RAM overload – itertools

Here’s a quick example of I’m trying to do and the error I’m getting:

    for symbol in itertools.product(list_a, repeat=8):
        list_b.append(symbol)

I’m also afterwards excluding combinations from that list like so:

    for combination in list_b:
        valid_b = True
        for symbols in range(len(list_exclude)):
            if list_exclude[symbols] in combination:
                valid_b = False
            else:
                pass
        if valid_b:
            new_list.append(combination)

I’ve heard somehow chunking the process might help, not sure how that could be done here though.

I’m using multiprocessing for this as well.

When I run it I get “MemoryError”

How would you go about it?

Answer

Don’t pre-compute anything, especially not the first full list:

def symbols(lst, exclude):
    for symbol in map(''.join, itertools.product(lst, repeat=8)):
        if any(map(symbol.__contains__, exclude)):
            continue
        yield symbol

Now use the generator as you need to lazily evaluate the elements. Keep in mind that since it’s pre-filtering the data, even list(symbols(list_a, list_exclude)) will he much cheaper than what you originally wrote.

Here is a breakdown of what happens:

  • itertools.product is a generator. That means that it produces an output without retaining a reference to any previous items. Each element it returns is a tuple containing some combination of the input elements.

  • Since you want to compare strings, you need to convert the tuples. Hence, ''.join. Mapping it onto each of the tuples that itertools.product produces converts those elements into strings. For example:

    >>> ''.join(('$', '$', '&', '&', '♀', '@', '%', '$'))
    '$$&&♀@%$'
    
  • Filtering each symbol thus created can be done by checking if any of the items in excludes are contained in it. You can do this with something like

    [ex in symbol for ex in exclude]
    

    The operation ... in symbol is implemented via the magic method symbol.__contains__. You can therefore map that method to every element of exclude.

  • Since the first element of exclude that is contained in symbol invalidates it, you don’t need to check the remainder. This is called short-circuiting, and is implemented in the any function. Notice that because map is a generator, the remaining elements will actually not be computed once a match is found. This is different from using a list comprehension, which pre-computed all the elements.

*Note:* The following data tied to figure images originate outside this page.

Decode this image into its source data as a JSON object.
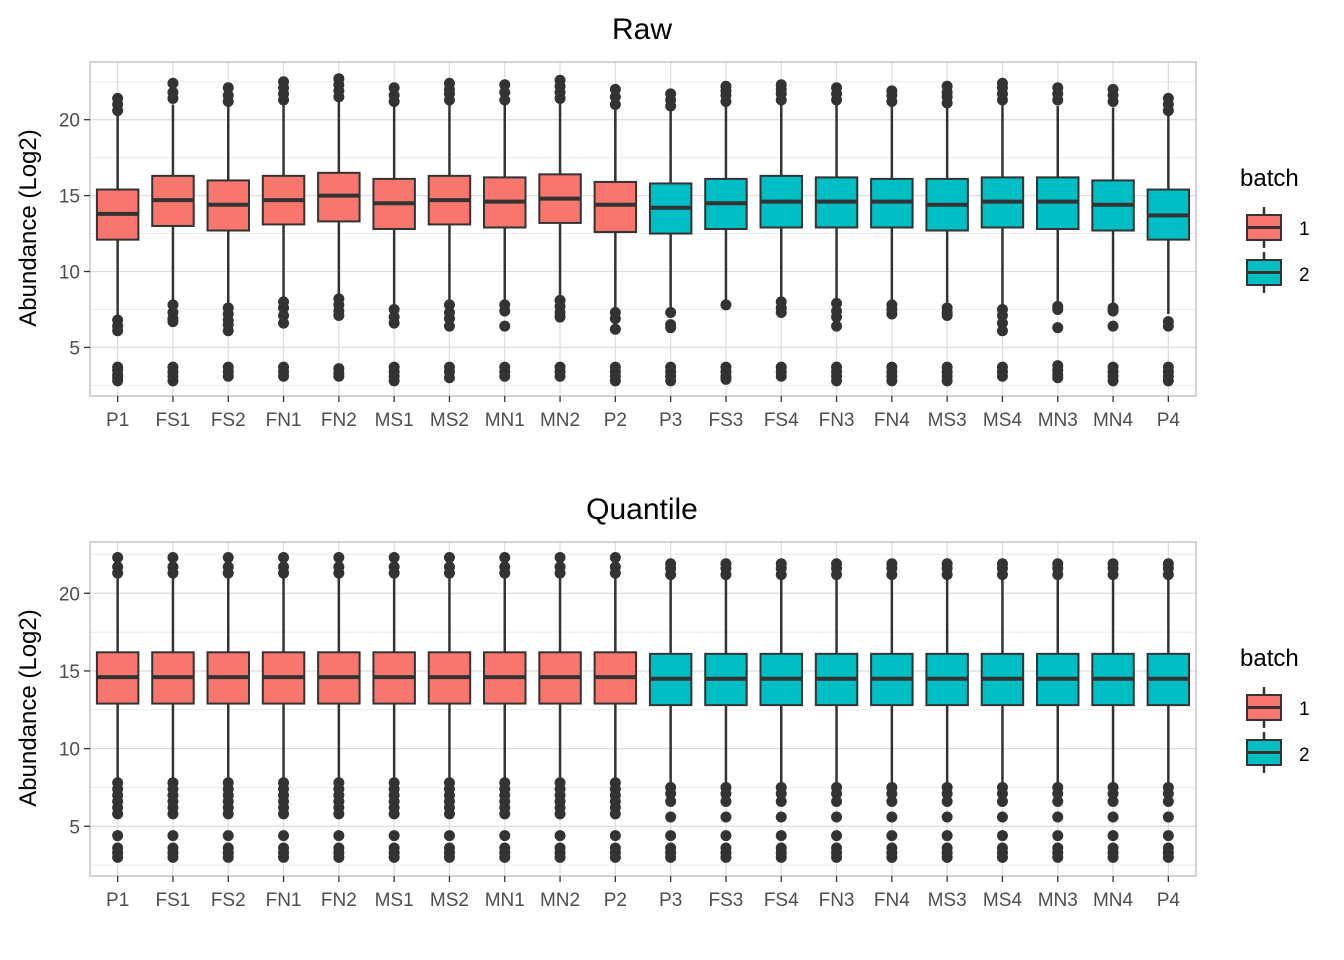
{
  "chart_data": [
    {
      "type": "box",
      "title": "Raw",
      "ylabel": "Abundance (Log2)",
      "ylim": [
        1.8,
        23.8
      ],
      "yticks": [
        5,
        10,
        15,
        20
      ],
      "grid": true,
      "legend_position": "right",
      "legend_title": "batch",
      "legend_entries": [
        {
          "label": "1",
          "color": "#F8766D"
        },
        {
          "label": "2",
          "color": "#00BFC4"
        }
      ],
      "categories": [
        "P1",
        "FS1",
        "FS2",
        "FN1",
        "FN2",
        "MS1",
        "MS2",
        "MN1",
        "MN2",
        "P2",
        "P3",
        "FS3",
        "FS4",
        "FN3",
        "FN4",
        "MS3",
        "MS4",
        "MN3",
        "MN4",
        "P4"
      ],
      "batch": [
        "1",
        "1",
        "1",
        "1",
        "1",
        "1",
        "1",
        "1",
        "1",
        "1",
        "2",
        "2",
        "2",
        "2",
        "2",
        "2",
        "2",
        "2",
        "2",
        "2"
      ],
      "boxes": [
        {
          "q1": 12.1,
          "median": 13.8,
          "q3": 15.4,
          "whisker_low": 7.0,
          "whisker_high": 20.4,
          "outliers_low": [
            6.8,
            6.4,
            6.1,
            3.7,
            3.5,
            3.2,
            3.0,
            2.8
          ],
          "outliers_high": [
            20.6,
            21.0,
            21.4
          ]
        },
        {
          "q1": 13.0,
          "median": 14.7,
          "q3": 16.3,
          "whisker_low": 8.0,
          "whisker_high": 21.0,
          "outliers_low": [
            7.8,
            7.3,
            6.9,
            6.7,
            3.7,
            3.4,
            3.1,
            2.8
          ],
          "outliers_high": [
            21.4,
            21.8,
            22.4
          ]
        },
        {
          "q1": 12.7,
          "median": 14.4,
          "q3": 16.0,
          "whisker_low": 7.8,
          "whisker_high": 20.9,
          "outliers_low": [
            7.6,
            7.2,
            6.8,
            6.5,
            6.1,
            3.7,
            3.4,
            3.1
          ],
          "outliers_high": [
            21.2,
            21.6,
            22.1
          ]
        },
        {
          "q1": 13.1,
          "median": 14.7,
          "q3": 16.3,
          "whisker_low": 8.1,
          "whisker_high": 21.0,
          "outliers_low": [
            8.0,
            7.6,
            7.1,
            6.6,
            3.7,
            3.4,
            3.1
          ],
          "outliers_high": [
            21.3,
            21.7,
            22.1,
            22.5
          ]
        },
        {
          "q1": 13.3,
          "median": 15.0,
          "q3": 16.5,
          "whisker_low": 8.4,
          "whisker_high": 21.2,
          "outliers_low": [
            8.2,
            7.8,
            7.4,
            7.1,
            3.6,
            3.3,
            3.1
          ],
          "outliers_high": [
            21.5,
            21.9,
            22.3,
            22.7
          ]
        },
        {
          "q1": 12.8,
          "median": 14.5,
          "q3": 16.1,
          "whisker_low": 7.7,
          "whisker_high": 20.9,
          "outliers_low": [
            7.5,
            7.0,
            6.6,
            3.7,
            3.4,
            3.1,
            2.8
          ],
          "outliers_high": [
            21.2,
            21.6,
            22.1
          ]
        },
        {
          "q1": 13.1,
          "median": 14.7,
          "q3": 16.3,
          "whisker_low": 8.0,
          "whisker_high": 21.0,
          "outliers_low": [
            7.8,
            7.3,
            6.9,
            6.4,
            3.7,
            3.4,
            3.0
          ],
          "outliers_high": [
            21.3,
            21.7,
            22.0,
            22.4
          ]
        },
        {
          "q1": 12.9,
          "median": 14.6,
          "q3": 16.2,
          "whisker_low": 8.0,
          "whisker_high": 21.0,
          "outliers_low": [
            7.8,
            7.4,
            6.4,
            3.7,
            3.4,
            3.1
          ],
          "outliers_high": [
            21.3,
            21.8,
            22.3
          ]
        },
        {
          "q1": 13.2,
          "median": 14.8,
          "q3": 16.4,
          "whisker_low": 8.3,
          "whisker_high": 21.1,
          "outliers_low": [
            8.1,
            7.7,
            7.3,
            7.0,
            3.7,
            3.4,
            3.1
          ],
          "outliers_high": [
            21.4,
            21.8,
            22.2,
            22.6
          ]
        },
        {
          "q1": 12.6,
          "median": 14.4,
          "q3": 15.9,
          "whisker_low": 7.6,
          "whisker_high": 20.7,
          "outliers_low": [
            7.3,
            6.9,
            6.2,
            3.7,
            3.4,
            3.1,
            2.8
          ],
          "outliers_high": [
            21.0,
            21.5,
            22.0
          ]
        },
        {
          "q1": 12.5,
          "median": 14.2,
          "q3": 15.8,
          "whisker_low": 7.5,
          "whisker_high": 20.6,
          "outliers_low": [
            7.3,
            6.5,
            6.3,
            3.7,
            3.4,
            3.1,
            2.8
          ],
          "outliers_high": [
            20.9,
            21.3,
            21.7
          ]
        },
        {
          "q1": 12.8,
          "median": 14.5,
          "q3": 16.1,
          "whisker_low": 8.0,
          "whisker_high": 20.9,
          "outliers_low": [
            7.8,
            3.7,
            3.4,
            3.1,
            2.9
          ],
          "outliers_high": [
            21.2,
            21.6,
            21.9,
            22.2
          ]
        },
        {
          "q1": 12.9,
          "median": 14.6,
          "q3": 16.3,
          "whisker_low": 8.1,
          "whisker_high": 21.0,
          "outliers_low": [
            8.0,
            7.6,
            7.3,
            3.7,
            3.4,
            3.1
          ],
          "outliers_high": [
            21.3,
            21.7,
            22.0,
            22.3
          ]
        },
        {
          "q1": 12.9,
          "median": 14.6,
          "q3": 16.2,
          "whisker_low": 8.0,
          "whisker_high": 21.0,
          "outliers_low": [
            7.9,
            7.4,
            7.0,
            6.4,
            3.7,
            3.4,
            3.1,
            2.8
          ],
          "outliers_high": [
            21.3,
            21.7,
            22.1
          ]
        },
        {
          "q1": 12.9,
          "median": 14.6,
          "q3": 16.1,
          "whisker_low": 8.0,
          "whisker_high": 20.9,
          "outliers_low": [
            7.8,
            7.5,
            7.2,
            3.7,
            3.4,
            3.1,
            2.8
          ],
          "outliers_high": [
            21.2,
            21.6,
            21.9
          ]
        },
        {
          "q1": 12.7,
          "median": 14.4,
          "q3": 16.1,
          "whisker_low": 7.8,
          "whisker_high": 20.8,
          "outliers_low": [
            7.6,
            7.3,
            7.1,
            3.7,
            3.4,
            3.1,
            2.8
          ],
          "outliers_high": [
            21.1,
            21.5,
            21.8,
            22.2
          ]
        },
        {
          "q1": 12.9,
          "median": 14.6,
          "q3": 16.2,
          "whisker_low": 7.7,
          "whisker_high": 21.0,
          "outliers_low": [
            7.5,
            7.1,
            6.6,
            6.1,
            3.7,
            3.4,
            3.1
          ],
          "outliers_high": [
            21.3,
            21.7,
            22.1,
            22.4
          ]
        },
        {
          "q1": 12.8,
          "median": 14.6,
          "q3": 16.2,
          "whisker_low": 7.9,
          "whisker_high": 20.9,
          "outliers_low": [
            7.7,
            7.5,
            6.3,
            3.8,
            3.5,
            3.2,
            3.0
          ],
          "outliers_high": [
            21.3,
            21.7,
            22.1
          ]
        },
        {
          "q1": 12.7,
          "median": 14.4,
          "q3": 16.0,
          "whisker_low": 7.8,
          "whisker_high": 20.8,
          "outliers_low": [
            7.6,
            7.4,
            6.4,
            3.7,
            3.4,
            3.1,
            2.8
          ],
          "outliers_high": [
            21.2,
            21.6,
            22.0
          ]
        },
        {
          "q1": 12.1,
          "median": 13.7,
          "q3": 15.4,
          "whisker_low": 7.2,
          "whisker_high": 20.4,
          "outliers_low": [
            6.7,
            6.4,
            3.7,
            3.4,
            3.1,
            2.8
          ],
          "outliers_high": [
            20.6,
            21.0,
            21.4
          ]
        }
      ]
    },
    {
      "type": "box",
      "title": "Quantile",
      "ylabel": "Abundance (Log2)",
      "ylim": [
        1.8,
        23.3
      ],
      "yticks": [
        5,
        10,
        15,
        20
      ],
      "grid": true,
      "legend_position": "right",
      "legend_title": "batch",
      "legend_entries": [
        {
          "label": "1",
          "color": "#F8766D"
        },
        {
          "label": "2",
          "color": "#00BFC4"
        }
      ],
      "categories": [
        "P1",
        "FS1",
        "FS2",
        "FN1",
        "FN2",
        "MS1",
        "MS2",
        "MN1",
        "MN2",
        "P2",
        "P3",
        "FS3",
        "FS4",
        "FN3",
        "FN4",
        "MS3",
        "MS4",
        "MN3",
        "MN4",
        "P4"
      ],
      "batch": [
        "1",
        "1",
        "1",
        "1",
        "1",
        "1",
        "1",
        "1",
        "1",
        "1",
        "2",
        "2",
        "2",
        "2",
        "2",
        "2",
        "2",
        "2",
        "2",
        "2"
      ],
      "boxes": [
        {
          "q1": 12.9,
          "median": 14.6,
          "q3": 16.2,
          "whisker_low": 8.0,
          "whisker_high": 21.0,
          "outliers_low": [
            7.8,
            7.4,
            7.0,
            6.6,
            6.2,
            5.8,
            4.4,
            3.6,
            3.3,
            3.0
          ],
          "outliers_high": [
            21.3,
            21.7,
            22.3
          ]
        },
        {
          "q1": 12.9,
          "median": 14.6,
          "q3": 16.2,
          "whisker_low": 8.0,
          "whisker_high": 21.0,
          "outliers_low": [
            7.8,
            7.4,
            7.0,
            6.6,
            6.2,
            5.8,
            4.4,
            3.6,
            3.3,
            3.0
          ],
          "outliers_high": [
            21.3,
            21.7,
            22.3
          ]
        },
        {
          "q1": 12.9,
          "median": 14.6,
          "q3": 16.2,
          "whisker_low": 8.0,
          "whisker_high": 21.0,
          "outliers_low": [
            7.8,
            7.4,
            7.0,
            6.6,
            6.2,
            5.8,
            4.4,
            3.6,
            3.3,
            3.0
          ],
          "outliers_high": [
            21.3,
            21.7,
            22.3
          ]
        },
        {
          "q1": 12.9,
          "median": 14.6,
          "q3": 16.2,
          "whisker_low": 8.0,
          "whisker_high": 21.0,
          "outliers_low": [
            7.8,
            7.4,
            7.0,
            6.6,
            6.2,
            5.8,
            4.4,
            3.6,
            3.3,
            3.0
          ],
          "outliers_high": [
            21.3,
            21.7,
            22.3
          ]
        },
        {
          "q1": 12.9,
          "median": 14.6,
          "q3": 16.2,
          "whisker_low": 8.0,
          "whisker_high": 21.0,
          "outliers_low": [
            7.8,
            7.4,
            7.0,
            6.6,
            6.2,
            5.8,
            4.4,
            3.6,
            3.3,
            3.0
          ],
          "outliers_high": [
            21.3,
            21.7,
            22.3
          ]
        },
        {
          "q1": 12.9,
          "median": 14.6,
          "q3": 16.2,
          "whisker_low": 8.0,
          "whisker_high": 21.0,
          "outliers_low": [
            7.8,
            7.4,
            7.0,
            6.6,
            6.2,
            5.8,
            4.4,
            3.6,
            3.3,
            3.0
          ],
          "outliers_high": [
            21.3,
            21.7,
            22.3
          ]
        },
        {
          "q1": 12.9,
          "median": 14.6,
          "q3": 16.2,
          "whisker_low": 8.0,
          "whisker_high": 21.0,
          "outliers_low": [
            7.8,
            7.4,
            7.0,
            6.6,
            6.2,
            5.8,
            4.4,
            3.6,
            3.3,
            3.0
          ],
          "outliers_high": [
            21.3,
            21.7,
            22.3
          ]
        },
        {
          "q1": 12.9,
          "median": 14.6,
          "q3": 16.2,
          "whisker_low": 8.0,
          "whisker_high": 21.0,
          "outliers_low": [
            7.8,
            7.4,
            7.0,
            6.6,
            6.2,
            5.8,
            4.4,
            3.6,
            3.3,
            3.0
          ],
          "outliers_high": [
            21.3,
            21.7,
            22.3
          ]
        },
        {
          "q1": 12.9,
          "median": 14.6,
          "q3": 16.2,
          "whisker_low": 8.0,
          "whisker_high": 21.0,
          "outliers_low": [
            7.8,
            7.4,
            7.0,
            6.6,
            6.2,
            5.8,
            4.4,
            3.6,
            3.3,
            3.0
          ],
          "outliers_high": [
            21.3,
            21.7,
            22.3
          ]
        },
        {
          "q1": 12.9,
          "median": 14.6,
          "q3": 16.2,
          "whisker_low": 8.0,
          "whisker_high": 21.0,
          "outliers_low": [
            7.8,
            7.4,
            7.0,
            6.6,
            6.2,
            5.8,
            4.4,
            3.6,
            3.3,
            3.0
          ],
          "outliers_high": [
            21.3,
            21.7,
            22.3
          ]
        },
        {
          "q1": 12.8,
          "median": 14.5,
          "q3": 16.1,
          "whisker_low": 7.7,
          "whisker_high": 20.9,
          "outliers_low": [
            7.5,
            7.1,
            6.6,
            5.6,
            4.4,
            3.6,
            3.3,
            3.0
          ],
          "outliers_high": [
            21.2,
            21.6,
            21.9
          ]
        },
        {
          "q1": 12.8,
          "median": 14.5,
          "q3": 16.1,
          "whisker_low": 7.7,
          "whisker_high": 20.9,
          "outliers_low": [
            7.5,
            7.1,
            6.6,
            5.6,
            4.4,
            3.6,
            3.3,
            3.0
          ],
          "outliers_high": [
            21.2,
            21.6,
            21.9
          ]
        },
        {
          "q1": 12.8,
          "median": 14.5,
          "q3": 16.1,
          "whisker_low": 7.7,
          "whisker_high": 20.9,
          "outliers_low": [
            7.5,
            7.1,
            6.6,
            5.6,
            4.4,
            3.6,
            3.3,
            3.0
          ],
          "outliers_high": [
            21.2,
            21.6,
            21.9
          ]
        },
        {
          "q1": 12.8,
          "median": 14.5,
          "q3": 16.1,
          "whisker_low": 7.7,
          "whisker_high": 20.9,
          "outliers_low": [
            7.5,
            7.1,
            6.6,
            5.6,
            4.4,
            3.6,
            3.3,
            3.0
          ],
          "outliers_high": [
            21.2,
            21.6,
            21.9
          ]
        },
        {
          "q1": 12.8,
          "median": 14.5,
          "q3": 16.1,
          "whisker_low": 7.7,
          "whisker_high": 20.9,
          "outliers_low": [
            7.5,
            7.1,
            6.6,
            5.6,
            4.4,
            3.6,
            3.3,
            3.0
          ],
          "outliers_high": [
            21.2,
            21.6,
            21.9
          ]
        },
        {
          "q1": 12.8,
          "median": 14.5,
          "q3": 16.1,
          "whisker_low": 7.7,
          "whisker_high": 20.9,
          "outliers_low": [
            7.5,
            7.1,
            6.6,
            5.6,
            4.4,
            3.6,
            3.3,
            3.0
          ],
          "outliers_high": [
            21.2,
            21.6,
            21.9
          ]
        },
        {
          "q1": 12.8,
          "median": 14.5,
          "q3": 16.1,
          "whisker_low": 7.7,
          "whisker_high": 20.9,
          "outliers_low": [
            7.5,
            7.1,
            6.6,
            5.6,
            4.4,
            3.6,
            3.3,
            3.0
          ],
          "outliers_high": [
            21.2,
            21.6,
            21.9
          ]
        },
        {
          "q1": 12.8,
          "median": 14.5,
          "q3": 16.1,
          "whisker_low": 7.7,
          "whisker_high": 20.9,
          "outliers_low": [
            7.5,
            7.1,
            6.6,
            5.6,
            4.4,
            3.6,
            3.3,
            3.0
          ],
          "outliers_high": [
            21.2,
            21.6,
            21.9
          ]
        },
        {
          "q1": 12.8,
          "median": 14.5,
          "q3": 16.1,
          "whisker_low": 7.7,
          "whisker_high": 20.9,
          "outliers_low": [
            7.5,
            7.1,
            6.6,
            5.6,
            4.4,
            3.6,
            3.3,
            3.0
          ],
          "outliers_high": [
            21.2,
            21.6,
            21.9
          ]
        },
        {
          "q1": 12.8,
          "median": 14.5,
          "q3": 16.1,
          "whisker_low": 7.7,
          "whisker_high": 20.9,
          "outliers_low": [
            7.5,
            7.1,
            6.6,
            5.6,
            4.4,
            3.6,
            3.3,
            3.0
          ],
          "outliers_high": [
            21.2,
            21.6,
            21.9
          ]
        }
      ]
    }
  ]
}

  • Putting yield into your function turns it into a generator function. That means that when you call symbols(...), it returns a generator object that you can iterate over. This object does not pre-compute anything until you call next on it. So if you write the data to a file (for example), only the current result will be in memory at once. It may take a long time to write out a large number of results but your memory usage should not spike at all from it.